Combining time invariant information with sequence

Hello everyone,

thanks for talking the time to read this.

I’m currently building a LSTM-based sequence classifier and I’m happy with my progress so far (yes, this is my first real project with PyTorch and deep learning in general).
However, there’s some auxiliary information that belongs to each sequence, that I’d also like to take account during the classification process. I see four ways to do it and I was hoping whether you can help me decide which way to go:

  1. Prepend the actual sequence with a pseudo time step that contains the auxiliary information.
  2. Append a pseudo time step that contains the auxiliary information to the actual sequence.
  3. Enrich every step of the sequence with the auxiliary information
  4. Combine two models, i.e. use LSTM as is and build a small classifier (a few fully connected layers) for the aux infos. Finally torch.cat the results of both and use a FC layer for final output.

Thoughts so far:
regarding 1: From what I can tell, this is similar to the CNN → RNN architecture, I’ve been reading about - where the output of an CNN in fed into the RNN and the the text description follows. My sequences may be fairly long (~1000 time steps) and I’m somewhat concerned that some important information may get lost. I guess I’m wrongly concerned, but nevertheless it is what it is.
regarding 2: similar to 1, except less concerned about stuff getting lost
regarding 3: RNN wouldn’t have to remember anything, since info is given in every step. However, this seems somewhat against the nature of RNNs.
regarding 4: Major drawback: complicated structure with more variables and tunables. Also training may be harder. Perhaps may have to train piecewise, i.e. first LSTM on sequence, second little helper-classifier on aux input and finally freeze both and train the last connecting layer. I’d rather train all at once. But this variant doesn’t have the problem that important info may be overlooked by LSTM.

Where I’m at: Based on a toy problem, I got 1 and 4 to work. 2 and 3 I haven’t tried yet. However, I’ve no idea which one is better. Perhaps I’m overlooking something.

The more I’m thinking about it, the more I’m leaning towards version 1. Can anyone help me decide? Am I missing something? Is there anything I could look for to help me decide?
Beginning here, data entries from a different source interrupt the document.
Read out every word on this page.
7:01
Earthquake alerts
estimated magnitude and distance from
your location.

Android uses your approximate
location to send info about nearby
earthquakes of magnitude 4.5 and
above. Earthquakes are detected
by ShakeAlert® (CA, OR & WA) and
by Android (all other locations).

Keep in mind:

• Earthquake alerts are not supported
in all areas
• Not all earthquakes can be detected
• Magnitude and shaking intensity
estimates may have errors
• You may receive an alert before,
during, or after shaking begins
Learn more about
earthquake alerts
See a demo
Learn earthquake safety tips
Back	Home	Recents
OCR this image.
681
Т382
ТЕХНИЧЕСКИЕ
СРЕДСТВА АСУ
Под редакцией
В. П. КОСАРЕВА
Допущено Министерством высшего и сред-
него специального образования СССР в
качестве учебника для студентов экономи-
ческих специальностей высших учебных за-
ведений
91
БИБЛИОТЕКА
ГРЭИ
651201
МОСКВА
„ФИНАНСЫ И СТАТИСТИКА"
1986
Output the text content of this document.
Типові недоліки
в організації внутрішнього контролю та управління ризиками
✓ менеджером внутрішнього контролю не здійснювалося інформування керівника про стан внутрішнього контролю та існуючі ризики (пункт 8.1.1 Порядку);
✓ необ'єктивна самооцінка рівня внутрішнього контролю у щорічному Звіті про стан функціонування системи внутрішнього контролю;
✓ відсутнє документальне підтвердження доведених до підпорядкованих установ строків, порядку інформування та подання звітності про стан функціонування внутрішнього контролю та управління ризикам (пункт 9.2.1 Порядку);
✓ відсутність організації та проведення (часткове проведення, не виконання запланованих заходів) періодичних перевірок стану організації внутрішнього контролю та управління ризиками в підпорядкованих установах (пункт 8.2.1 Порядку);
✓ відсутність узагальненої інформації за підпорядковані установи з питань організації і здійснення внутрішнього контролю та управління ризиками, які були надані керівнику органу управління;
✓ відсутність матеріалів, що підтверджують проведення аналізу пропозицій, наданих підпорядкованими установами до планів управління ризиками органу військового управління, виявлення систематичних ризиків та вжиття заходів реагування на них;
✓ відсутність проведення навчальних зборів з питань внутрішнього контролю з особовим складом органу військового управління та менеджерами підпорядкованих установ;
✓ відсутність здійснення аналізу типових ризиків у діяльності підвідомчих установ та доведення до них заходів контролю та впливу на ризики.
Any help is appreciated! Thank you

Perhaps to be able to better understand the setting, consider a sequence that was recorded. The aux info would then be where on earth this happened, outside temperature, etc…

I cannot tell for sure which solution will get you the best result, but I would argue that (4) is the most intuitive way to do this. Your auxiliary data is is not part of the sequence in the sense that it’s not a time step with in the sequence.

Hence I would definitely (a) push the sequence through the LSTM and get the last hidden state, and (b) push the auxiliary information through some linear layers (or a CNN depending on the nature of your data) to got some output of some linear, and lastly (c) concatenate the hidden state from the LSTM and from the “auxiliary” linear layer. And pushing this concatenated tensor through some more linear layers.

Thanks for your answer.

Yes, my current approach is exactly implemented the way you describe. It’s always very reassuring to see that it makes sense to someone else but me. :slight_smile:

Something that I did notice is that the “final” linear layers should not contain any activation function. Based on some toy data I figured that it works much better without.

Anyhow, thanks again for sharing your thoughts.